Bugün Bulgar bakanlıklarındaki kadroların çoğu ülkemizdeki İngiliz liselerinden mezundur.

İspanyol Liseleri de çok aktifleşti.

Rus liseleri çalışmalarını sürdürüyor.

İtalyan Lisesi binlerce kadro yetiştirdi.

Alman Liseleri dışında, Goethe Dil ve Kültür Merkezleri de çalışmalarından meyve topluyor.

Sofya günlük gazetelerinden “Standart” 28 Şubat 2017 tarihli / yıl 14, sayı 8630’da

Bulgaristan’da En Büyük Uluslar arası Okul Kapılarını Açıyor

başlığı altında yeni kurulan “Victor Hugo” Fransız lisesini detaylı bir şekilde anlatıyor:

Bay Paskal Muro, kısaltılmış adı AFOÇ olan, dünya eğitim öğretim ağından olup Bulgaristan’daki dört yabancı okuldan birinde, Sofya “Victor Hugo” Fransız okulunda müdürdür. Kendisinden yönettiği okulu anlatmasını rica ettik.
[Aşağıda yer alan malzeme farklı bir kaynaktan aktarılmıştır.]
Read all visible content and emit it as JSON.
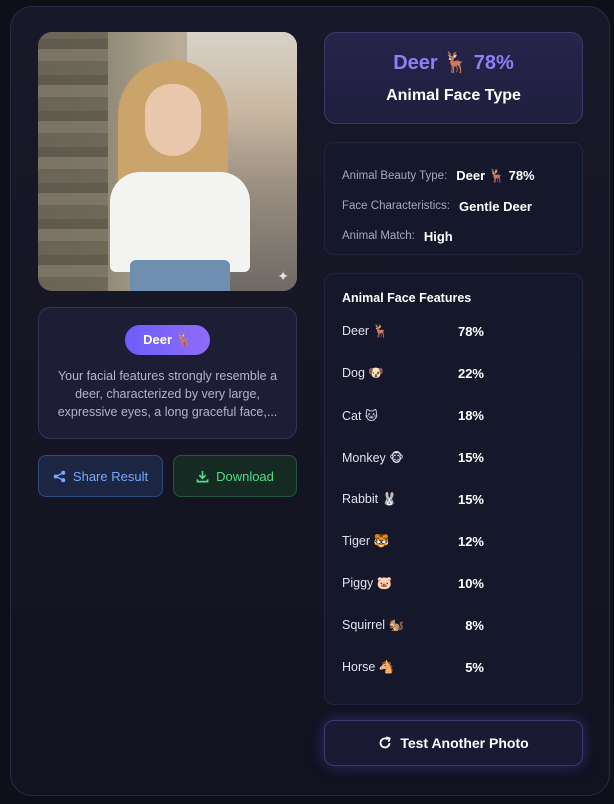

Biz, Fransa dışında, Fransız eğitim ve öğretim sistemi programına tamamen uygun çalışan, 137 devlette etkin, 495 ana-okulu, ilkokul, kolej ve liseye bağlı olan bir programla, Bulgaristan’da 740 öğrenci eğitiyoruz. Okullarımızda uluslar arası değerlere dayanılarak Fransızca eğitim veriliyor. Bu değerler, hoşgörü, insan sevgisi, eşit şans, entelektüel ilgi, eleştirel bilinçtir. Ana-okulundan başlayıp lise sonuna kadar bu temeller üzerinde ders görülüyor.

Şunu önemle belirtmek isterim. Okulumuz bir özel okul değildir. Fransa Eğitim Bakanlığı tarafından tanınmış olan bir okul sistemidir. Sofya’daki Fransız Okulumuzda eğitim görmekle, Fransa’da bir devlet okulunda ders görmek arasında hiçbir fark yoktur. Bulgaristan’daki okullarımız Sofya’daki Fransa Büyükelçiliği yönetimi altındadır.

Fransız Lisesindeki öğretmenleri anlatır mısınız?

Öğretmenlerimizden çoğu Fransız vatandaşıdır. Yarışmalarda ve sınavda seçilmişlerdir. Dış ülkelerdeki okullarımızda derse giren en yetenekli öğretmenlerimiz Sofya’da da ders veriyor.

Okulunuza kayıt işlemleri nasıl yapılıyor?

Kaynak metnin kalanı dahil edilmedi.